A company called Prisma Health, for instance, is using 3D printing to manufacture a new ventilator model that can support up to four patients simultaneously.
The company says that it “has received emergency use authorization” from the Food and Drug Administration (FDA) and is working with “COVID-19 [treatment] teams who have no more ventilator capacity, and who can initiate emergency use of the prototype.”
The good news, reports the Wall Street Journal’s William McGurn, “is that players in the private sector… have already been in touch with one another to see how they might team up.”
For example, he writes, before the coronavirus hit, one company’s “peak output was roughly 150 ventilators a month.” However, within the next 90 days, they expect to increase that to 1,000 ventilators a month.

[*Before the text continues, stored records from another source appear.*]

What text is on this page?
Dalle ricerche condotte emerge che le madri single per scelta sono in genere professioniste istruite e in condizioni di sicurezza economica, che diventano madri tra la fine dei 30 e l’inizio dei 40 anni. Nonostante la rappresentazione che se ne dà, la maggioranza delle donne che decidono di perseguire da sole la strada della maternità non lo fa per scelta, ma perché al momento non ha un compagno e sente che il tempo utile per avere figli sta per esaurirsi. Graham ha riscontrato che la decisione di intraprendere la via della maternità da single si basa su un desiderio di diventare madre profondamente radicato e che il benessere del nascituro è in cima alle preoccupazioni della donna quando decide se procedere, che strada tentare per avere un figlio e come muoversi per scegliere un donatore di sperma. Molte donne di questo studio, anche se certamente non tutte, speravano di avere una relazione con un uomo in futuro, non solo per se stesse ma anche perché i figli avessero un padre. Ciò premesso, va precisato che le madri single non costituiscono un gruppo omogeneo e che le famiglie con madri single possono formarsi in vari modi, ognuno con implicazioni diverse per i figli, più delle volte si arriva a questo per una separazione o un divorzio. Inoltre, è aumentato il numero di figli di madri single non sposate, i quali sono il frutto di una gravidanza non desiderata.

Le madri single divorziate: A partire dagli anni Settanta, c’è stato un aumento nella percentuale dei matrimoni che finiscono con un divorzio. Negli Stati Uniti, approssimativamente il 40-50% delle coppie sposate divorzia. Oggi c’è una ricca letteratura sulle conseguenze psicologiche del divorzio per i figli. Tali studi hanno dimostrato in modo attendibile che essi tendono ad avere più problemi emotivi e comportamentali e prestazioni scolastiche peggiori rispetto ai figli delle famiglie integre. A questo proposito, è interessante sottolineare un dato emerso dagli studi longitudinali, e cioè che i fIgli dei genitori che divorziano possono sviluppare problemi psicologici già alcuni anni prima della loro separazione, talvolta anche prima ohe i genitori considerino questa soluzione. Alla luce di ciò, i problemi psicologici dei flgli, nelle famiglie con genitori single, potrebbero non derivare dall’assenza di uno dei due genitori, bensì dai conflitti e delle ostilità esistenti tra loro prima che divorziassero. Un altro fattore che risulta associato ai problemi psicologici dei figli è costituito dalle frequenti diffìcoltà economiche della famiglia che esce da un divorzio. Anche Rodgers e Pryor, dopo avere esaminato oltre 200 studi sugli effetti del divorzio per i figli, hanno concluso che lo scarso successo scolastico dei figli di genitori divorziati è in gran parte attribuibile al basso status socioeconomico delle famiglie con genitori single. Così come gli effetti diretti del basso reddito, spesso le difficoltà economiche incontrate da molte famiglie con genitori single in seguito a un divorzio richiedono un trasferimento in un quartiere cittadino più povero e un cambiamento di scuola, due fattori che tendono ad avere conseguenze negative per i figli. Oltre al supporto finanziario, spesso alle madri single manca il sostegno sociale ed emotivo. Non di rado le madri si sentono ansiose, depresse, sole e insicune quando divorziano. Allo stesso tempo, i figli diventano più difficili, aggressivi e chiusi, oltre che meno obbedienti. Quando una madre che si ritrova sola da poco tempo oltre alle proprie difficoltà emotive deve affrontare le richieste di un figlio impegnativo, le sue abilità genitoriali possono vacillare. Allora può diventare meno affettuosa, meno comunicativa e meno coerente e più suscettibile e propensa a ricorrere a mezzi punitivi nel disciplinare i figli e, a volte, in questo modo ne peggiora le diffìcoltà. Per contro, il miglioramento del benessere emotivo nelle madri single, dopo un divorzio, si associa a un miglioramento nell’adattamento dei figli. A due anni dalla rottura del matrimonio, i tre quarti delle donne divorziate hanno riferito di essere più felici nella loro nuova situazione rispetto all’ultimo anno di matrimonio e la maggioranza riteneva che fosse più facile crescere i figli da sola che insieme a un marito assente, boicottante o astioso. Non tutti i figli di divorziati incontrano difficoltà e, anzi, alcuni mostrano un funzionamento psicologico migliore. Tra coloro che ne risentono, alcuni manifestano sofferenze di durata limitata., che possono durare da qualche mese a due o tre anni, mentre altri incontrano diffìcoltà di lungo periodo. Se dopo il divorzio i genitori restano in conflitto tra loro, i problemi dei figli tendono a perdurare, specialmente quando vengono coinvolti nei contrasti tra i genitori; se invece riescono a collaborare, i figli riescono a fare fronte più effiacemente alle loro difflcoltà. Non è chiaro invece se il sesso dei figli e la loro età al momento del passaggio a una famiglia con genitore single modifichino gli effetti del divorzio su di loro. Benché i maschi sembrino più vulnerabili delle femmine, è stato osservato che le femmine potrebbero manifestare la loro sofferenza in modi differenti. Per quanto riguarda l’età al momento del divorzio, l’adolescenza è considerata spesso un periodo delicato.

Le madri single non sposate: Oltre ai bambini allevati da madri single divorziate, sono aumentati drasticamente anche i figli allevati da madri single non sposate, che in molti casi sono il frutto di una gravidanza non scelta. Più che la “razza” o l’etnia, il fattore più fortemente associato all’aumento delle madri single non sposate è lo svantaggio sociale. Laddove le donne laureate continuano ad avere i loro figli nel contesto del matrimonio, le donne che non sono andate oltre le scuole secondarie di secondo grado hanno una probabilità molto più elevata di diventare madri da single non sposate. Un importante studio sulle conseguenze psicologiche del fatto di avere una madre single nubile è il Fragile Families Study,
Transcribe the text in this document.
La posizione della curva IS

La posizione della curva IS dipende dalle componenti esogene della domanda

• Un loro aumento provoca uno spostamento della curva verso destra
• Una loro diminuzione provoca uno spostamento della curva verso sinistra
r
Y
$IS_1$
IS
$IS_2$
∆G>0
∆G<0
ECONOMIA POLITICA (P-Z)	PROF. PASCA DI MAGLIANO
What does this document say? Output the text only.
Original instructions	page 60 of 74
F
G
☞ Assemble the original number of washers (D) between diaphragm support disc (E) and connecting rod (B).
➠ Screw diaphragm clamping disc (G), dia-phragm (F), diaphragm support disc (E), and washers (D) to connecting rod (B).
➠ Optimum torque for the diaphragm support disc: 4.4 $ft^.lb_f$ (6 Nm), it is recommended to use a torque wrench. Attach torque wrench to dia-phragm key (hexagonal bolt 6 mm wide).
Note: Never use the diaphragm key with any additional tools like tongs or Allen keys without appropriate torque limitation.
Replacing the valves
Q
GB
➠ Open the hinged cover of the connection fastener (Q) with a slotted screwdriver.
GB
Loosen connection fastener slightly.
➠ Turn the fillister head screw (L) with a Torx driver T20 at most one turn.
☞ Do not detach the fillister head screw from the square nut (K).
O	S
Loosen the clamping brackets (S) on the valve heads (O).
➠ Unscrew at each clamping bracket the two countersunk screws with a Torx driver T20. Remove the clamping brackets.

“It won’t be easy [nor will it happen] overnight,” says Chris Kiple, “but it can be done.”
Mr. Kiple is CEO of Seattle-based Ventec Life Systems. He says Ventec is one of about a dozen players in the global market for ventilators, only about half of which are U.S.-based companies.
“Ventec,” McGurn writes, recently
announced it will work in partnership with General Motors. The idea is to combine GM’s experience of mass-production manufacturing with Ventec’s technology.
Mr. Kiple says the partnership will mean getting “more ventilators to more hospitals much faster.” The president tweeted Sunday, [March 22, 2020]: “Go for it auto execs.”